I waffled on whether or not to keep Alexandra, or maybe switch it to Alexander. I’ve always had a secret theory that anyone with name derivative of “Alexander” is bound to have a Greatness Complex. I mean, come on. He was the original the Great. He’s why the name means “protector of man.” It was the source of every loaded expectation I ever felt about “growing into” my name as a kid . . . and, weirdly, it was hard to part with.
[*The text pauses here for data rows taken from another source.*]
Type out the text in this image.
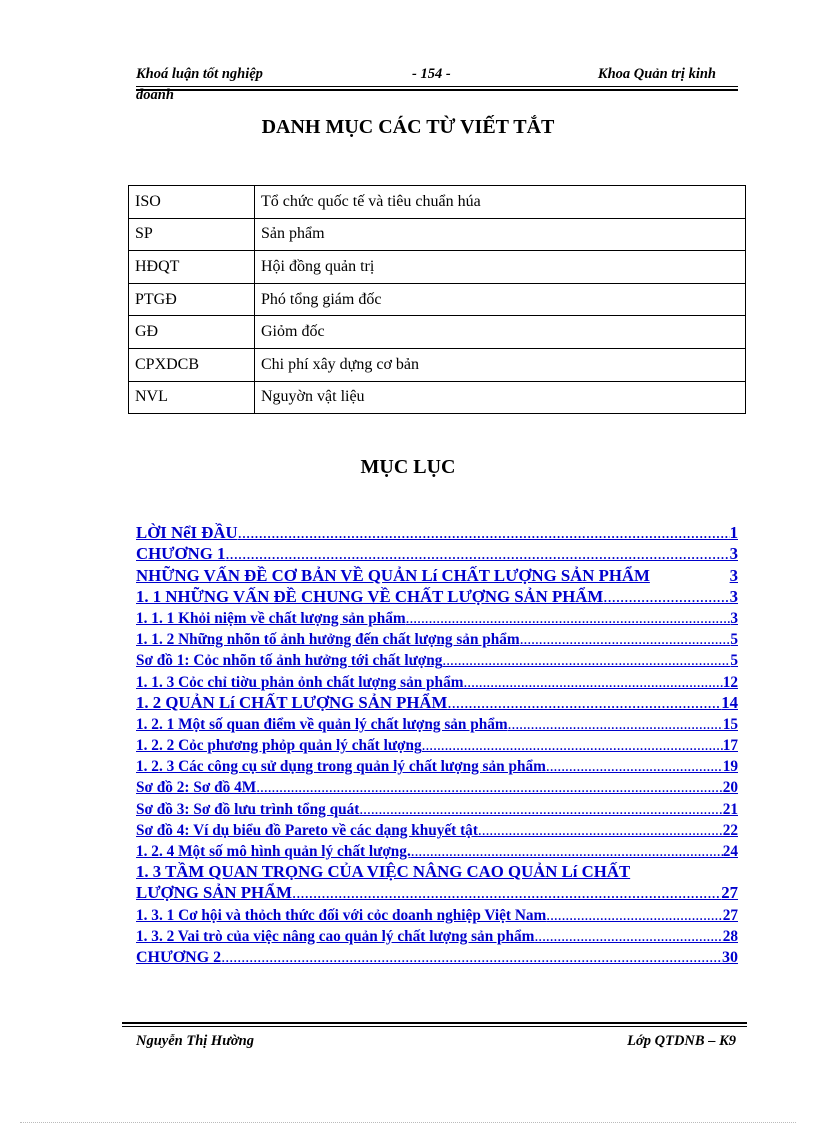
Khoá luận tốt nghiệp	- 154 -	Khoa Quản trị kinh
doanh
DANH MỤC CÁC TỪ VIẾT TẮT
ISO	Tổ chức quốc tế và tiêu chuẩn húa
SP	Sản phẩm
HĐQT	Hội đồng quản trị
PTGĐ	Phó tổng giám đốc
GĐ	Giỏm đốc
CPXDCB	Chi phí xây dựng cơ bản
NVL	Nguyờn vật liệu
MỤC LỤC
LỜI NểI ĐẦU .....	1
CHƯƠNG 1 .....	3
NHỮNG VẤN ĐỀ CƠ BẢN VỀ QUẢN Lí CHẤT LƯỢNG SẢN PHẨM	3
1. 1 NHỮNG VẤN ĐỀ CHUNG VỀ CHẤT LƯỢNG SẢN PHẨM .....	3
1. 1. 1 Khỏi niệm về chất lượng sản phẩm .....	3
1. 1. 2 Những nhõn tố ảnh hưởng đến chất lượng sản phẩm .....	5
Sơ đồ 1: Cỏc nhõn tố ảnh hưởng tới chất lượng .....	5
1. 1. 3 Cỏc chỉ tiờu phản ỏnh chất lượng sản phẩm .....	12
1. 2 QUẢN Lí CHẤT LƯỢNG SẢN PHẨM .....	14
1. 2. 1 Một số quan điểm về quản lý chất lượng sản phẩm .....	15
1. 2. 2 Cỏc phương phỏp quản lý chất lượng .....	17
1. 2. 3 Các công cụ sử dụng trong quản lý chất lượng sản phẩm .....	19
Sơ đồ 2: Sơ đồ 4M .....	20
Sơ đồ 3: Sơ đồ lưu trình tổng quát .....	21
Sơ đồ 4: Ví dụ biểu đồ Pareto về các dạng khuyết tật .....	22
1. 2. 4 Một số mô hình quản lý chất lượng. .....	24
1. 3 TẦM QUAN TRỌNG CỦA VIỆC NÂNG CAO QUẢN Lí CHẤT
LƯỢNG SẢN PHẨM .....	27
1. 3. 1 Cơ hội và thỏch thức đối với cỏc doanh nghiệp Việt Nam .....	27
1. 3. 2 Vai trò của việc nâng cao quản lý chất lượng sản phẩm .....	28
CHƯƠNG 2 .....	30
Nguyễn Thị Hường	Lớp QTDNB – K9
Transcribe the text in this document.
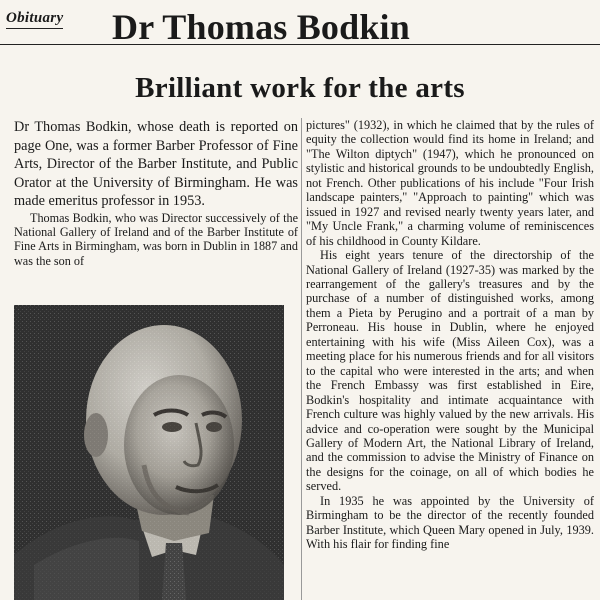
Obituary Dr Thomas Bodkin
Brilliant work for the arts

Dr Thomas Bodkin, whose death is reported on page One, was a former Barber Professor of Fine Arts, Director of the Barber Institute, and Public Orator at the University of Birmingham. He was made emeritus professor in 1953.

Thomas Bodkin, who was Director successively of the National Gallery of Ireland and of the Barber Institute of Fine Arts in Birmingham, was born in Dublin in 1887 and was the son of

pictures" (1932), in which he claimed that by the rules of equity the collection would find its home in Ireland; and "The Wilton diptych" (1947), which he pronounced on stylistic and historical grounds to be undoubtedly English, not French. Other publications of his include "Four Irish landscape painters," "Approach to painting" which was issued in 1927 and revised nearly twenty years later, and "My Uncle Frank," a charming volume of reminiscences of his childhood in County Kildare.

His eight years tenure of the directorship of the National Gallery of Ireland (1927-35) was marked by the rearrangement of the gallery's treasures and by the purchase of a number of distinguished works, among them a Pieta by Perugino and a portrait of a man by Perroneau. His house in Dublin, where he enjoyed entertaining with his wife (Miss Aileen Cox), was a meeting place for his numerous friends and for all visitors to the capital who were interested in the arts; and when the French Embassy was first established in Eire, Bodkin's hospitality and intimate acquaintance with French culture was highly valued by the new arrivals. His advice and co-operation were sought by the Municipal Gallery of Modern Art, the National Library of Ireland, and the commission to advise the Ministry of Finance on the designs for the coinage, on all of which bodies he served.

In 1935 he was appointed by the University of Birmingham to be the director of the recently founded Barber Institute, which Queen Mary opened in July, 1939. With his flair for finding fine
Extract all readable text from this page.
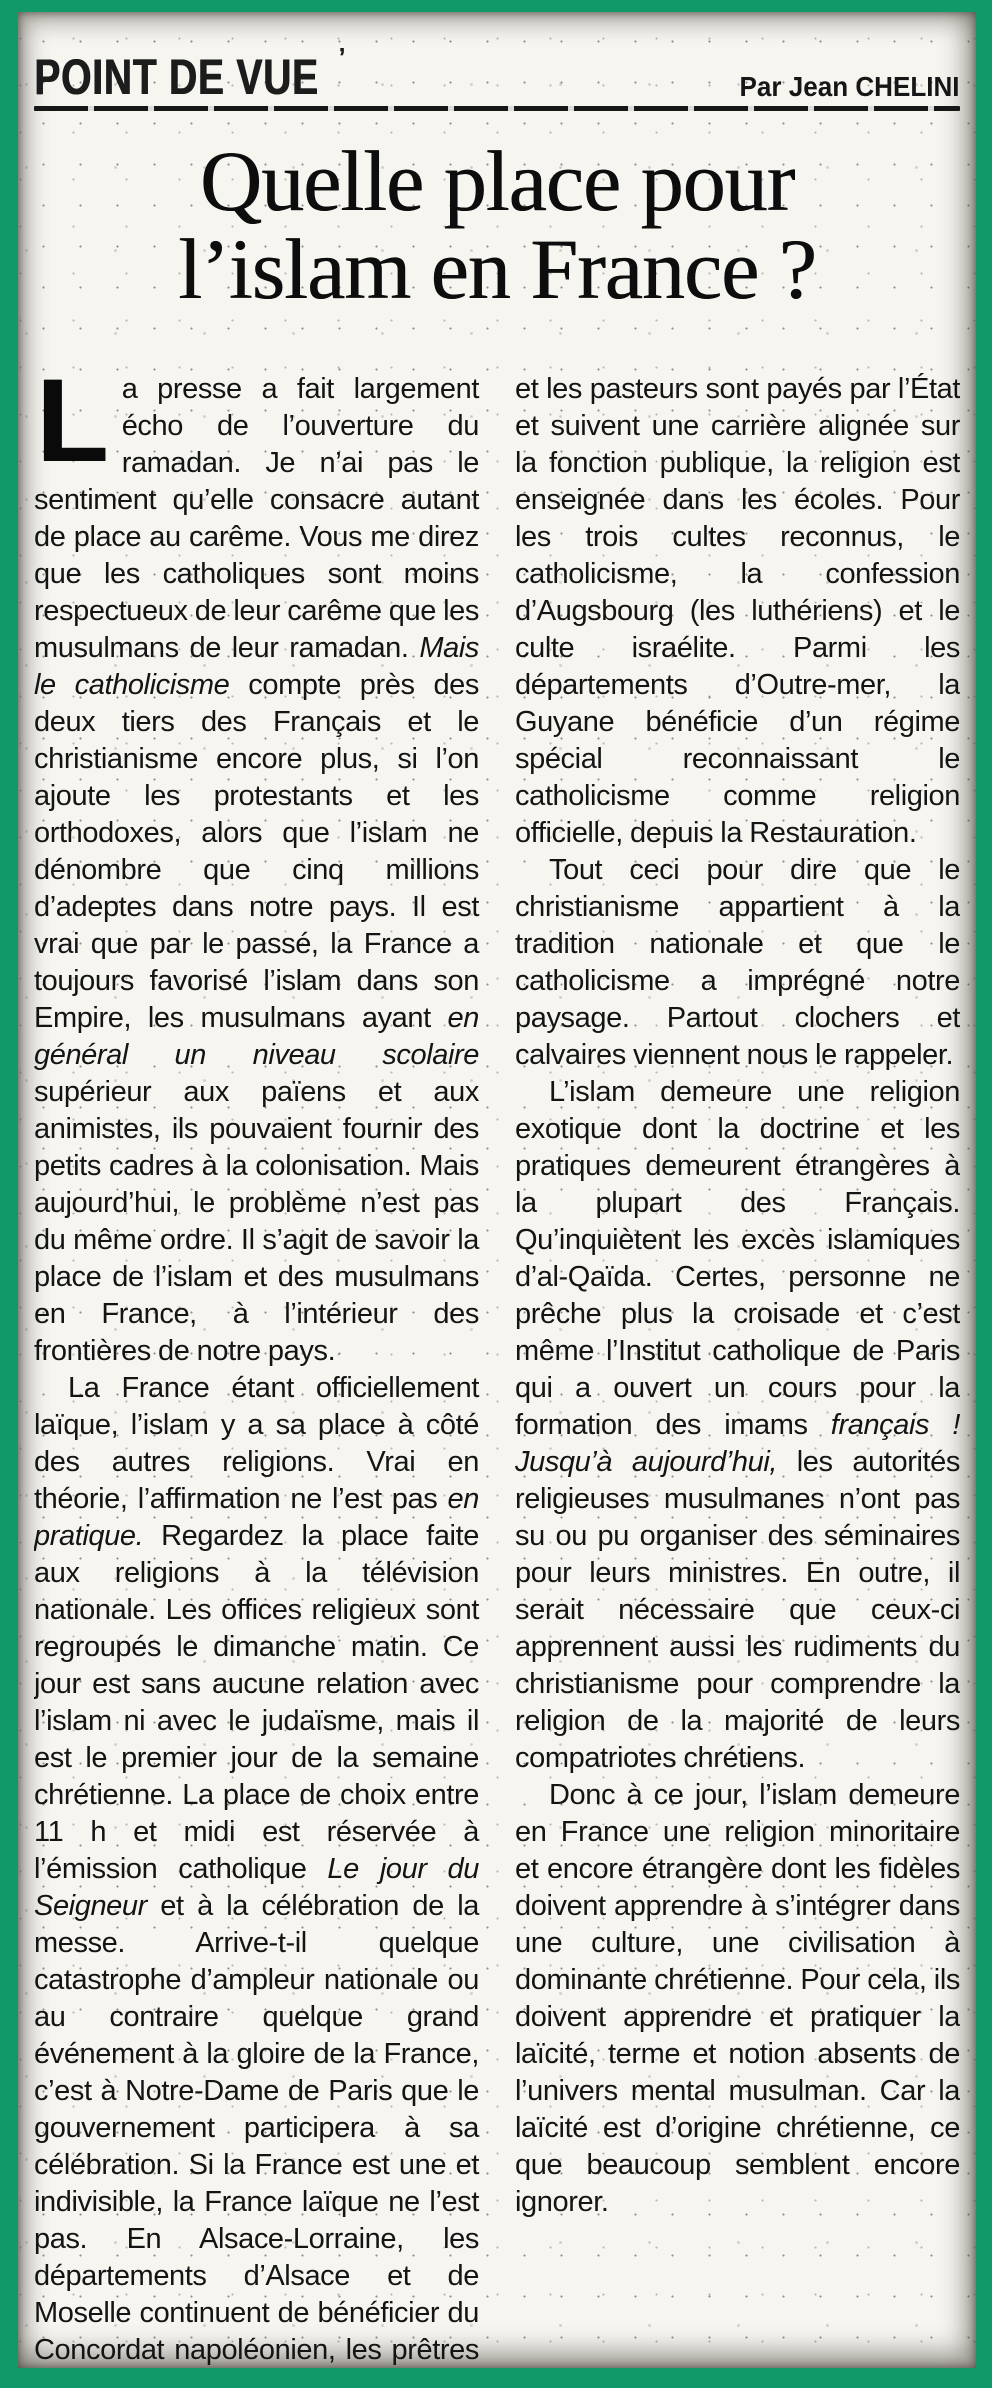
POINT DE VUE ’
Par Jean CHELINI
Quelle place pour
l’islam en France ?

La presse a fait largement écho de l’ouverture du ramadan. Je n’ai pas le sentiment qu’elle consacre autant de place au carême. Vous me direz que les catholiques sont moins respectueux de leur carême que les musulmans de leur ramadan. Mais le catholicisme compte près des deux tiers des Français et le christianisme encore plus, si l’on ajoute les protestants et les orthodoxes, alors que l’islam ne dénombre que cinq millions d’adeptes dans notre pays. Il est vrai que par le passé, la France a toujours favorisé l’islam dans son Empire, les musulmans ayant en général un niveau scolaire supérieur aux païens et aux animistes, ils pouvaient fournir des petits cadres à la colonisation. Mais aujourd’hui, le problème n’est pas du même ordre. Il s’agit de savoir la place de l’islam et des musulmans en France, à l’intérieur des frontières de notre pays.

La France étant officiellement laïque, l’islam y a sa place à côté des autres religions. Vrai en théorie, l’affirmation ne l’est pas en pratique. Regardez la place faite aux religions à la télévision nationale. Les offices religieux sont regroupés le dimanche matin. Ce jour est sans aucune relation avec l’islam ni avec le judaïsme, mais il est le premier jour de la semaine chrétienne. La place de choix entre 11 h et midi est réservée à l’émission catholique Le jour du Seigneur et à la célébration de la messe. Arrive-t-il quelque catastrophe d’ampleur nationale ou au contraire quelque grand événement à la gloire de la France, c’est à Notre-Dame de Paris que le gouvernement participera à sa célébration. Si la France est une et indivisible, la France laïque ne l’est pas. En Alsace-Lorraine, les départements d’Alsace et de Moselle continuent de bénéficier du Concordat napoléonien, les prêtres et les pasteurs sont payés par l’État et suivent une carrière alignée sur la fonction publique, la religion est enseignée dans les écoles. Pour les trois cultes reconnus, le catholicisme, la confession d’Augsbourg (les luthériens) et le culte israélite. Parmi les départements d’Outre-mer, la Guyane bénéficie d’un régime spécial reconnaissant le catholicisme comme religion officielle, depuis la Restauration.

Tout ceci pour dire que le christianisme appartient à la tradition nationale et que le catholicisme a imprégné notre paysage. Partout clochers et calvaires viennent nous le rappeler.

L’islam demeure une religion exotique dont la doctrine et les pratiques demeurent étrangères à la plupart des Français. Qu’inquiètent les excès islamiques d’al-Qaïda. Certes, personne ne prêche plus la croisade et c’est même l’Institut catholique de Paris qui a ouvert un cours pour la formation des imams français ! Jusqu’à aujourd’hui, les autorités religieuses musulmanes n’ont pas su ou pu organiser des séminaires pour leurs ministres. En outre, il serait nécessaire que ceux-ci apprennent aussi les rudiments du christianisme pour comprendre la religion de la majorité de leurs compatriotes chrétiens.

Donc à ce jour, l’islam demeure en France une religion minoritaire et encore étrangère dont les fidèles doivent apprendre à s’intégrer dans une culture, une civilisation à dominante chrétienne. Pour cela, ils doivent apprendre et pratiquer la laïcité, terme et notion absents de l’univers mental musulman. Car la laïcité est d’origine chrétienne, ce que beaucoup semblent encore ignorer.
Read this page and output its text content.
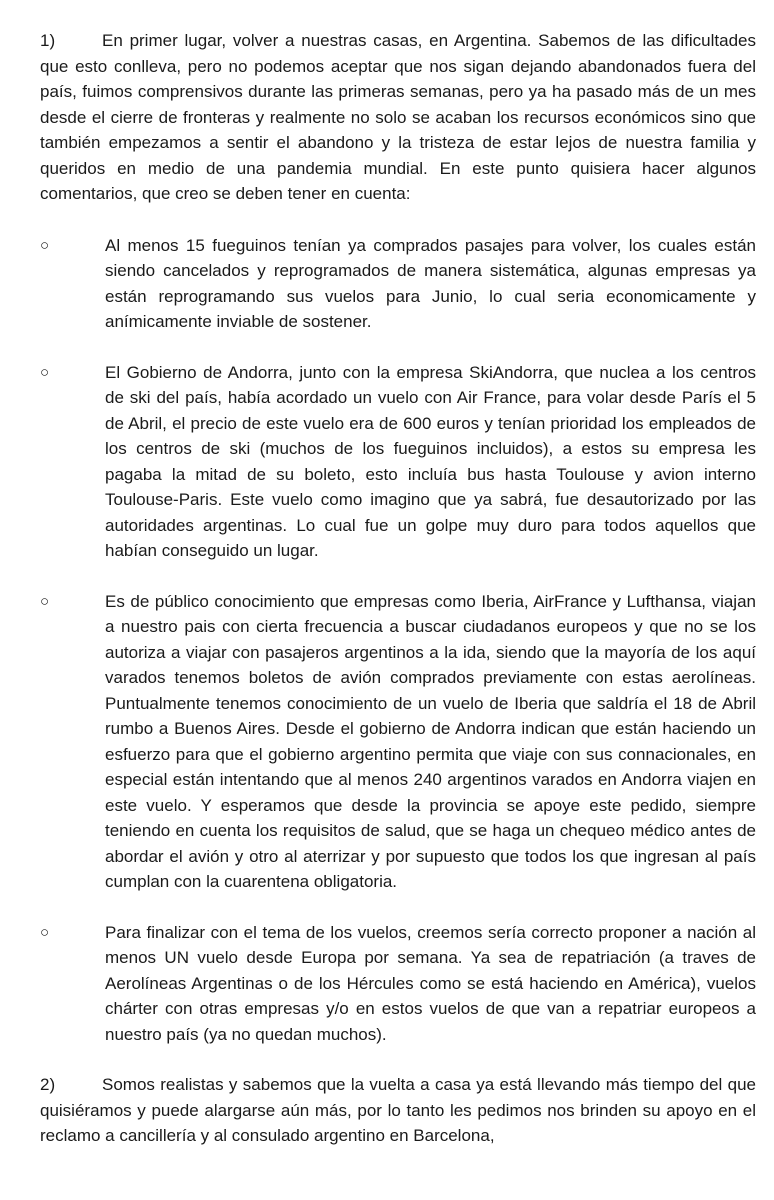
1)	En primer lugar, volver a nuestras casas, en Argentina. Sabemos de las dificultades que esto conlleva, pero no podemos aceptar que nos sigan dejando abandonados fuera del país, fuimos comprensivos durante las primeras semanas, pero ya ha pasado más de un mes desde el cierre de fronteras y realmente no solo se acaban los recursos económicos sino que también empezamos a sentir el abandono y la tristeza de estar lejos de nuestra familia y queridos en medio de una pandemia mundial. En este punto quisiera hacer algunos comentarios, que creo se deben tener en cuenta:

○	Al menos 15 fueguinos tenían ya comprados pasajes para volver, los cuales están siendo cancelados y reprogramados de manera sistemática, algunas empresas ya están reprogramando sus vuelos para Junio, lo cual seria economicamente y anímicamente inviable de sostener.
○	El Gobierno de Andorra, junto con la empresa SkiAndorra, que nuclea a los centros de ski del país, había acordado un vuelo con Air France, para volar desde París el 5 de Abril, el precio de este vuelo era de 600 euros y tenían prioridad los empleados de los centros de ski (muchos de los fueguinos incluidos), a estos su empresa les pagaba la mitad de su boleto, esto incluía bus hasta Toulouse y avion interno Toulouse-Paris. Este vuelo como imagino que ya sabrá, fue desautorizado por las autoridades argentinas. Lo cual fue un golpe muy duro para todos aquellos que habían conseguido un lugar.
○	Es de público conocimiento que empresas como Iberia, AirFrance y Lufthansa, viajan a nuestro pais con cierta frecuencia a buscar ciudadanos europeos y que no se los autoriza a viajar con pasajeros argentinos a la ida, siendo que la mayoría de los aquí varados tenemos boletos de avión comprados previamente con estas aerolíneas. Puntualmente tenemos conocimiento de un vuelo de Iberia que saldría el 18 de Abril rumbo a Buenos Aires. Desde el gobierno de Andorra indican que están haciendo un esfuerzo para que el gobierno argentino permita que viaje con sus connacionales, en especial están intentando que al menos 240 argentinos varados en Andorra viajen en este vuelo. Y esperamos que desde la provincia se apoye este pedido, siempre teniendo en cuenta los requisitos de salud, que se haga un chequeo médico antes de abordar el avión y otro al aterrizar y por supuesto que todos los que ingresan al país cumplan con la cuarentena obligatoria.
○	Para finalizar con el tema de los vuelos, creemos sería correcto proponer a nación al menos UN vuelo desde Europa por semana. Ya sea de repatriación (a traves de Aerolíneas Argentinas o de los Hércules como se está haciendo en América), vuelos chárter con otras empresas y/o en estos vuelos de que van a repatriar europeos a nuestro país (ya no quedan muchos).

2)	Somos realistas y sabemos que la vuelta a casa ya está llevando más tiempo del que quisiéramos y puede alargarse aún más, por lo tanto les pedimos nos brinden su apoyo en el reclamo a cancillería y al consulado argentino en Barcelona,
As a writer, I think names are incredibly important. What they mean and how they sound can tell you everything you need to know about a character in just a single word. And I didn’t want to erase all that baggage I’d grown up with—I just couldn’t keep carrying it with me everywhere.
Some trauma is better kept in a storage unit. You can always go back for it, but you don’t need to constantly look at it. And at the end of the day I knew, I didn’t want anyone calling me Alexandra or Alexander or anything else. I just wanted to be Alex at the doctor’s office.
I chose a brand-new middle name for myself. It means “hope.” I think I’d rather be a protector of hope than a protector of victory, anyway.
Last week, I told my therapist, when I was 16, I could never imagine myself at 26. Isn’t that silly? Because she’s a good therapist, she told me that no, that’s not silly, that’s a really common symptom of disassociation. Dysphoria trapped me in a near-constant dissociative state for the better part of my adolescence, but I think another part of what always made it so hard to see myself as an adult was that I had only been given a recipe for a certain kind of adult to begin with—a cis-heteronormative formula that I never could have achieved with any authenticity. I had subconsciously loaded the weight of all of that into who and what I thought Alexandra should be.
Because I was a morbid child, I’d often think about my own death1. When I pictured my headstone, it would read a name that no one ever called me. Only the people who knew and loved me would know the truth of who I really had been—and I romanticized the shit out of that idea for most of my life.
Growing up on the East Coast, I spent a lot of time in old cemeteries. I liked reading people’s headstones and coming up with stories for who they might have been. I have a lot of secret, Romantical beliefs about graveyards and headstones and spirituality. One of them is that, by stopping to pay respects at a stranger’s grave, we can shake hands through time. I liked to imagine myself serving the same purpose for other curious minds, someday. How would they picture me? Would I do something memorable during my life that deserved remembrance, or would I be another anonymous collection of letters on stone? Would lichen grow in the crease of the A, the N, the M, the dates of my entry and departure? Would roots spring up from the base of me as my body returned, worm-eaten, to the earth? Is it egotistical to think so much about your own remains?
Now, I’m not sure I’ll even get a headstone when I die. I don’t know what the world will look like by the time I exit it. Nothing traditional must stay. But for old time’s sake, I’ll send my old name out the way younger-me always imagined: Rest in peace Alexandra Nicole, and all the expectations carried with her.
Pretty sure I wrote my first “will” at age 6. I bequeathed specific mementos for people to remember me by, and asked to be buried with my teddy bear and blanket. Kids are hilarious, man.